Is Balayage Better Than Highlights
We get that question almost everyday, for yearrssssss hightlights were the go to lightening treatment then out of nowhere (but not really) Balayage popped up and quickly became the most asked for colour treatment in salon. Here’s some important things to understand about Balayage:
Balayage is a technique (NOT A LOOK) where color is painted onto a select strand(s) or lock of hair without foils. The technique produces a warmer color outcome and is best used on base colors in the dark blonde world. Balayage will simulate clients natural hair’s lift in extreme sun for a long period of time but without the scorching sun drying the hair out.
Because Balayage is the technique and not the actual colour, the options regarding tones of the balayage are as individual as the person getting it.
With Balayage lighter pieces are blended throughout, starting very fine at the top of the hair and gradually getting thicker though the mid-lengths and ends. At STRND we love giving good face, meaning we will always paint lighter pieces of hair around the face making it appear as though you just returned from a great vacation.
Balayage is low maintenace, most of our clients come twice a year for a Full Balayage. Because the roots are melted into the balayage tones it can grow out gracefully. We do recommend coming in every 8 to 10 weeks for a toner. The blonder pieces of hair in the balayage will become warm and brassy over time just like if you were in the sun. A toner will cool the brassy pieces down to what they were when you first got your balayage.
Ok moving onto Highlights, for a long time highlights were the only lightening technique available but like any industry as time moves on so does the offerings within that industry.

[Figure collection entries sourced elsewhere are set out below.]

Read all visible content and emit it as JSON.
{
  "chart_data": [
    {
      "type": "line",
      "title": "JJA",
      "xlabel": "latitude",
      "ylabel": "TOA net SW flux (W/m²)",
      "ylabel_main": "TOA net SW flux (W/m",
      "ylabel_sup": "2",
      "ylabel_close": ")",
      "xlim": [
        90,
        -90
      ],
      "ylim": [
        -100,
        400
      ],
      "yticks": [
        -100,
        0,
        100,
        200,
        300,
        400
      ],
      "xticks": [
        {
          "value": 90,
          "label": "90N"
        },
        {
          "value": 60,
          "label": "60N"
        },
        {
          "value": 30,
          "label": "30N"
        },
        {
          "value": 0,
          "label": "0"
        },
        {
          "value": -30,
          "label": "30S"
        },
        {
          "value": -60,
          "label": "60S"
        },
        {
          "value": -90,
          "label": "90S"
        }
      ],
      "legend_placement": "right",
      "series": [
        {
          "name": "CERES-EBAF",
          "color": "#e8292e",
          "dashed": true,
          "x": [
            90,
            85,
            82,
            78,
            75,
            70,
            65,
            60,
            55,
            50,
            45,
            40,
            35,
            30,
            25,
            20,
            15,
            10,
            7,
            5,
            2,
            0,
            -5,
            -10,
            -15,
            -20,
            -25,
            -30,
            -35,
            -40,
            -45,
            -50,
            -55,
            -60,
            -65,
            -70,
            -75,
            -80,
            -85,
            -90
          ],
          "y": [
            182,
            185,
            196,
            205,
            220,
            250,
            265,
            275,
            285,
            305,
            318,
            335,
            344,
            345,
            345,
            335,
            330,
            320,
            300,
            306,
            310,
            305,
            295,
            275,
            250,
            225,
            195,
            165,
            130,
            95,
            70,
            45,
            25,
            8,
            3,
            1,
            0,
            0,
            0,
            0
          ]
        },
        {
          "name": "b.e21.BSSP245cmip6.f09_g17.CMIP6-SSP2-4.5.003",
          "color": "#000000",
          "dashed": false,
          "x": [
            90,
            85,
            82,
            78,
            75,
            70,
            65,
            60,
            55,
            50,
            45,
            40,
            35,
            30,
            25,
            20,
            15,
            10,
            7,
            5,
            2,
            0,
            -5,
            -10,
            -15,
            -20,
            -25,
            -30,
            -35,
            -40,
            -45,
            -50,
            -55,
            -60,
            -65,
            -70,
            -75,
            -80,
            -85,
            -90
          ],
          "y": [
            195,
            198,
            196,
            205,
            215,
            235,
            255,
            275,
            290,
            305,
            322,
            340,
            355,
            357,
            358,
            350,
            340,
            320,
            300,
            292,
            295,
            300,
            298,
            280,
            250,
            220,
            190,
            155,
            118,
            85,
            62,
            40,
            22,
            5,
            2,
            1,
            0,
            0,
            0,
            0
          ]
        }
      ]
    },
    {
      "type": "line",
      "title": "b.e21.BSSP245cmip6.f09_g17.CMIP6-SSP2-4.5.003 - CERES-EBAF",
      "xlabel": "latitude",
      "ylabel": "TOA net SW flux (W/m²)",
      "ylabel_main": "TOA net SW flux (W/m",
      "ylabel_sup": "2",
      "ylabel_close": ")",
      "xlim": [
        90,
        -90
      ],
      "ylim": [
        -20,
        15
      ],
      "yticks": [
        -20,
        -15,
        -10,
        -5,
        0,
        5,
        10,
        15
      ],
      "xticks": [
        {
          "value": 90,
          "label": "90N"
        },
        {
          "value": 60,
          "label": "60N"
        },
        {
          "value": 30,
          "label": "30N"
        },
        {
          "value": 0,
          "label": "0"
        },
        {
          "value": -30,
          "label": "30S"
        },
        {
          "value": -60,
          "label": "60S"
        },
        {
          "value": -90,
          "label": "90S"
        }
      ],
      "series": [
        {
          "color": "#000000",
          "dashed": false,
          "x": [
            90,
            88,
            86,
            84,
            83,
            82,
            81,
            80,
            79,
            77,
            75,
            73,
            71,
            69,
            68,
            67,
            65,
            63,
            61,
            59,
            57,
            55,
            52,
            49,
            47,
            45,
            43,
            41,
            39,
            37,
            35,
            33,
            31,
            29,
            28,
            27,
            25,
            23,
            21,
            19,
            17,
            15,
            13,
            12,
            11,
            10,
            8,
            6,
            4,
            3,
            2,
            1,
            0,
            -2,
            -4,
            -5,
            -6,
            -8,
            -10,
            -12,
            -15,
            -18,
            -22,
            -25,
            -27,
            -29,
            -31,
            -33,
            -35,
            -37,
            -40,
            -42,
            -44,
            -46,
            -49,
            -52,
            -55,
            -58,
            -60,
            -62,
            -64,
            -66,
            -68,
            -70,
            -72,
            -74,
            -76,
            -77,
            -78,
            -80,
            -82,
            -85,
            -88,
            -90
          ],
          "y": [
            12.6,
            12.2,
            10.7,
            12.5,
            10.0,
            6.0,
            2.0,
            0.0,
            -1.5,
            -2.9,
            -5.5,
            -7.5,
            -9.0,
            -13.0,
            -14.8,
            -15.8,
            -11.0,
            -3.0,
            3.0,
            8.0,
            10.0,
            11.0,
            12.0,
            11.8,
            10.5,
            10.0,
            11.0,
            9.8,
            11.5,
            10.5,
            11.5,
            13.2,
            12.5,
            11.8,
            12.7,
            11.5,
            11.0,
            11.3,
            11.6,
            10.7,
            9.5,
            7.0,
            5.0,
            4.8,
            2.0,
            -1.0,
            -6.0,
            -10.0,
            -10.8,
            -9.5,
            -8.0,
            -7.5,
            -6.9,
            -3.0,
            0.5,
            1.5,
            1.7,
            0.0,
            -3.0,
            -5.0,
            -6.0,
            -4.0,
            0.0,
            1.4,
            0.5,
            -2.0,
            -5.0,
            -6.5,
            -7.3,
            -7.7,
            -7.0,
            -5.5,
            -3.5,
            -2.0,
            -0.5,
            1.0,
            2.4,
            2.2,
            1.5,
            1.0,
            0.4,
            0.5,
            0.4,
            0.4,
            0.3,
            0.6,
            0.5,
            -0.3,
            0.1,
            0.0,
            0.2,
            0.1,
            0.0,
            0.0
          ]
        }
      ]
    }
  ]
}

Traditional highlights are when sections of hair are woven and lightened from the root through to the ends leaving some natural hair in between. That weave of hair being lightened is the highlight, meaning it will be the lighter than the strands not weaved into the foiled and/or wrapped hair.
Highlights are started right at the roots and the entire section of the hair is lightened. There isn’t a melt from the roots into the body of the hair like Balayage. We don’t typically do a very strong highlighted look, we will usually do babylights ( same as highlights but much finer pieces of hair are weaved out for lightening).
Highlights are more damaging over time than Balayage, highlights need to be touched up every 8 to 10 weeks meaning we are lifting the hair with lightener and that will cause damage. With our clients that getting highlights we will recommend Hair Botox every 6 months to repair that damage to avoid breakage.
In short both techniques have pros and cons, we’ve found that meeting in the middle with most clients is what works best. We often will do some highlights (baby lights) at the crown and around the hairline and melted into the root to create brightness while doing balayage on the rest of the hair to give it a sunkissed lived in look at requires less maintenace.